Wie groß die Unterschiede zwischen den verschiedenen Biomasselinien sind, zeigen die CO2-Vermeidungspotentiale: Mit 1 ha Kurzumtriebsplantage lassen sich 12 bis 13 t CO2 vermeiden, mit 1 ha Biogas (auf Maisbasis) nur sechs bis acht t/ha, mit Bioethanol auf Weizenbasis zwei t/ha und mit Biodiesel 3 t CO2/ha. Diese Zahlen zeigten, dass die derzeitige Förderung der Bioenergie-Linien volkswirtschaftlich eine relativ teure Klimaschutzpolitik darstelle.

Auch im Hinblick auf das zweite Ziel, die Versorgungssicherheit, bringe die Bioenergie vom Acker relativ wenig. Würde man 1/3 der deutschen landwirtschaftlichen Fläche für die Produktion von Bioenergie nutzen, und dabei den gegenwärtigen Bioenergie Mix nehmen (Bio-Diesel, Bioethanol und Biogas für die Stromnutzung), dann könnten lediglich 2,3% des deutschen Energieverbrauchs damit gedeckt werden. Würde man alternativ die ertragsstärksten Energieformen nehmen, ließe sich dieser Wert bis auf etwa 9% erhöhen.

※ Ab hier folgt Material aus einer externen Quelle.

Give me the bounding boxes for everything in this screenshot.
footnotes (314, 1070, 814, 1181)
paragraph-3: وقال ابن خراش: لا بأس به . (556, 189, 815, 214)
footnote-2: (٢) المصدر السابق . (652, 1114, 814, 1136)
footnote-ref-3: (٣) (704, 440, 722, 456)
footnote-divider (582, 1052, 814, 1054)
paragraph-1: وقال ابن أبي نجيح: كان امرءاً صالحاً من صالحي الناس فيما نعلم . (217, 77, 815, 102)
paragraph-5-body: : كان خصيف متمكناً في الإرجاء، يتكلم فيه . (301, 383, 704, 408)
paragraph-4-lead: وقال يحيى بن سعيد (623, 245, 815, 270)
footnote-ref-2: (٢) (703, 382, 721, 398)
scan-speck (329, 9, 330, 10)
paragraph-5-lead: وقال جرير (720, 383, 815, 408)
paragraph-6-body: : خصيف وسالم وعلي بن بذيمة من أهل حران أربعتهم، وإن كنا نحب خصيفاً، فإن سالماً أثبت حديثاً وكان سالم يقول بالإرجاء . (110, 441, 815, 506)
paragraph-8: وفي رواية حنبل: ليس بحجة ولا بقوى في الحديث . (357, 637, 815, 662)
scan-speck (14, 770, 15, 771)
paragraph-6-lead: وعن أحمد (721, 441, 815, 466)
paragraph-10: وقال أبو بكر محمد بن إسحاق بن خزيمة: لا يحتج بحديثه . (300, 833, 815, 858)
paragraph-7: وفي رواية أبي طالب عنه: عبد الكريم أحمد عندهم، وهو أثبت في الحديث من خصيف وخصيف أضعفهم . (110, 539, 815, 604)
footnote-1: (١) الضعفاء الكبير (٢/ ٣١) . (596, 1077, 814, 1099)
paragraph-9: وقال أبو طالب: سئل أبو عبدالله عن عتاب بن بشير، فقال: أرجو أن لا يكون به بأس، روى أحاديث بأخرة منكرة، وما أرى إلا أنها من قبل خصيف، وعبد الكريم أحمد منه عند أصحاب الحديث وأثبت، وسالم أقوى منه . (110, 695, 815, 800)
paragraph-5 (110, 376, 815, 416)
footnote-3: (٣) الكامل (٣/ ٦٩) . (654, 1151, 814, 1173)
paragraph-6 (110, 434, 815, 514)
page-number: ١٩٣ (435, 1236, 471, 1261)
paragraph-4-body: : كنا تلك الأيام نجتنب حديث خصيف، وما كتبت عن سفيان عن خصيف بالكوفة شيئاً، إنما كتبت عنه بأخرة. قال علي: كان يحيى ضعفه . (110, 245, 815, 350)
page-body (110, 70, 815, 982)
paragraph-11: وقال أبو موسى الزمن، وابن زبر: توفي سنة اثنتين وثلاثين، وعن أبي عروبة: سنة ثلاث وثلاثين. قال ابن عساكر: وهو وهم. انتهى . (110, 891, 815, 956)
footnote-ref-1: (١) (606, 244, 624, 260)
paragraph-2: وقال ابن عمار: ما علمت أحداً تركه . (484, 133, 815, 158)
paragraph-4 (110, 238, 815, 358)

Mit einer weiteren Alternativ-Strategie zugunsten der Flüssigkraftstoffe könnte man mit 1/3 der deutschen Ackerfläche, die jeweils zur Hälfte für Bio-Diesel und für Bioethanol genutzt würden, nur 14% des gesamten Kraftstoffverbrauchs decken. Würde man auf Biogas mit direkter Gaseinspeisung gehen und Biomethan-Tankstellen damit beliefern, könnten 40% des deutschen Kraftstoffbedarfes aus Bioenergie gedeckt werden.

„Bioenergie hat Potenziale,“ lautete deshalb das Fazit von Prof. Isermeyer, „aber unser Problem ist, dass wir im Augenblick nicht die leistungsfähigen und effizientesten Potenziale nutzen.“ In seinem neuesten Gutachten habe deshalb der wissenschaftliche Beirat beim BMELV, dem Prof. Isermeyer als Vorsitzender angehört, der Politik empfohlen, die segmentierte Förderpolitik einzelner Biomasse-Linien nicht mehr fortzusetzen. Sinnvoller wäre es, die CO2-Emissionen zu besteuern und es dann dem wirtschaftlichen Wettbewerb zu überlassen, welche Energieformen sich durchsetzen. Ob Solarenergie oder Bioenergie oder ein bestimmter Zweig der Bioenergie, Ziel müsse es aus volkswirtschaftlicher Sicht sein, dass sich die effizientesten Formen durchsetzen.